Oregon Investment Council was a victim of its investment success.
The council's investment portfolio had grown so rapidly and become so complex that operational and risk management problems put its long-term investment track record in jeopardy.
Now, it is boosting its compliance and risk management systems to better manage its portfolio — and maintain its top-quartile investment track record. Council officials also changed how the investment staff was organized.
The Tigard-based council, which runs the $68.1 billion Salem-based Oregon Public Employees Retirement Fund, hit roadblocks starting in 2011 when an Oregon State Treasury review revealed Oregon's returns could drop because the council lacked the necessary personnel, technology, procedures and risk management to support continued strong performance. Those findings were echoed in a subsequent 2014 review by an outside consultant.
In fact, one consultant that participated in the study for the Oregon State Treasury gave the council's abilities strictly as an asset manager a “would not recommend” rating.

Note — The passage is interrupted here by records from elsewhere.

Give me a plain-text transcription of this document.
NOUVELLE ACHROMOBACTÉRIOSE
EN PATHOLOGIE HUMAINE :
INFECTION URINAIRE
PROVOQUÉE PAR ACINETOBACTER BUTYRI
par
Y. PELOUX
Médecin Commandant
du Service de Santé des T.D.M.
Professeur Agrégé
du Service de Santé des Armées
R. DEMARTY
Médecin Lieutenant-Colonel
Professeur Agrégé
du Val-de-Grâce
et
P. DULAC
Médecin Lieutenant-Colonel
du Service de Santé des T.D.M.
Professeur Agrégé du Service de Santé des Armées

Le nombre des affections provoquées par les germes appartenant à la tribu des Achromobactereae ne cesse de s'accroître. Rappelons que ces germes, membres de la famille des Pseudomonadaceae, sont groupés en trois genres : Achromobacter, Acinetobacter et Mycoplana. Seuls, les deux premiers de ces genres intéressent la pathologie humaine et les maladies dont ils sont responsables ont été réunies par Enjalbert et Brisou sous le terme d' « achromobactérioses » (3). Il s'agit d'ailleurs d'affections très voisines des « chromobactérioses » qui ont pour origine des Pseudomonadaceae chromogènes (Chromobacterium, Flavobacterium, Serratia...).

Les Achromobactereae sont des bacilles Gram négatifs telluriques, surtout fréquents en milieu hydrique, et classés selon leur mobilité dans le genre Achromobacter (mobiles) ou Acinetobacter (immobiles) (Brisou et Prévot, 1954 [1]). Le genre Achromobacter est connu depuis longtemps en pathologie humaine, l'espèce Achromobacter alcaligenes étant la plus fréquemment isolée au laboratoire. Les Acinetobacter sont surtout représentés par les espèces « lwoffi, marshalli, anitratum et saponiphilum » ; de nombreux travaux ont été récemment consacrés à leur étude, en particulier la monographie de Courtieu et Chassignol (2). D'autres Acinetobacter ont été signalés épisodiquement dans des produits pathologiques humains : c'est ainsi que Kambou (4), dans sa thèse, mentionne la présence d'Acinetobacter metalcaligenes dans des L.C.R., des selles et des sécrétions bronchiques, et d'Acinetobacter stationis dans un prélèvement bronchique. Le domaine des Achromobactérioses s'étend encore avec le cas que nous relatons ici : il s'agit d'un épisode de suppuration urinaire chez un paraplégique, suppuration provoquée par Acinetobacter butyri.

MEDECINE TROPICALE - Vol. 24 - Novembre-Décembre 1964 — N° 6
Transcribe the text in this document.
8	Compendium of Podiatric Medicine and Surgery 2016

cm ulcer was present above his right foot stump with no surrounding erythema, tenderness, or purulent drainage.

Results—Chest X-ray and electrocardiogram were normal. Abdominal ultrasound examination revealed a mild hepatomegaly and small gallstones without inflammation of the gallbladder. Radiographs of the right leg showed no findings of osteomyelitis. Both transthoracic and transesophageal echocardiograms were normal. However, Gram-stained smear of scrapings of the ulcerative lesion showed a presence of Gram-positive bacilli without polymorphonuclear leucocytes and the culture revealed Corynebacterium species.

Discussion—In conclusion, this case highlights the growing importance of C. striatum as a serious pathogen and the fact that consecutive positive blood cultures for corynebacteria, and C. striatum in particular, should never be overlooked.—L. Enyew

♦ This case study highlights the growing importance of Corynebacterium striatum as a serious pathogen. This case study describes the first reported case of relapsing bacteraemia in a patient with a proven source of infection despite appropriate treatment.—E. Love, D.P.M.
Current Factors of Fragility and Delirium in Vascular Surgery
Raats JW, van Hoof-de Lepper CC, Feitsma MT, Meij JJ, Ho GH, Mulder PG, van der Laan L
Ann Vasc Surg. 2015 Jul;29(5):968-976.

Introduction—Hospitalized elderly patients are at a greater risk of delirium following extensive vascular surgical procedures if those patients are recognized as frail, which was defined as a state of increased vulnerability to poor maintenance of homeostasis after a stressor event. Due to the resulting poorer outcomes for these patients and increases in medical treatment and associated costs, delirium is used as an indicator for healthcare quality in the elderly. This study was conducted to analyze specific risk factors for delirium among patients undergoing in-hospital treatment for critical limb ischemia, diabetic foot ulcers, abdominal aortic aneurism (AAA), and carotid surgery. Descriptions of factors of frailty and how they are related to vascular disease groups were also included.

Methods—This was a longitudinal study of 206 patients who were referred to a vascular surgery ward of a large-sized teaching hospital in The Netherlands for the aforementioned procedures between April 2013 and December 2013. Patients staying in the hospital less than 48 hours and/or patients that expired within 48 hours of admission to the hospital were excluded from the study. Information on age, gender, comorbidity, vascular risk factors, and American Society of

Despite those issues, Oregon Public Employees Retirement Fund's portfolio has performed well. For the year ended Dec. 31, the pension fund earned 2.38%, beating its policy benchmark of 1.57% and placing it in the fifth percentile of the Wilshire Trust Universe Comparison Service of public pension funds with $1 billion or more in assets, according to a year-end 2015 performance report. The pension fund's annualized 9.15% return for the five years and 7.17% return for the 10 years, also ended Dec. 31, also ranked it in the fifth percentile.
But the reviews hit the mark. Council executives hired BlackRock Solutions in 2014 to provide the software and services needed to improve compliance and risk management functions, said John D. Skjervem, chief investment officer, in an interview.
The council also added new positions to help it keep track of its growing portfolio. They include a director of investment operations, a general counsel and chief compliance officer, new audit staff and a corporate governance officer.
And council officials are not done. With the installation of the new systems, they plan in a year or so to bring more of its passively managed equity and debt strategies in-house.
Some $6 billion, about 9% of the pension assets, are managed internally now, compared with $62.1 billion externally managed assets. Including short-term and other non-pension plan assets, the council manages $21.9 billion internally, leaving $67.7 billion managed by outside money managers, said James Sinks, council spokesman, in an e-mail.
Council officials also plan to seek additional funding from the state Legislature to add more investment staff members, Mr. Skjervem said.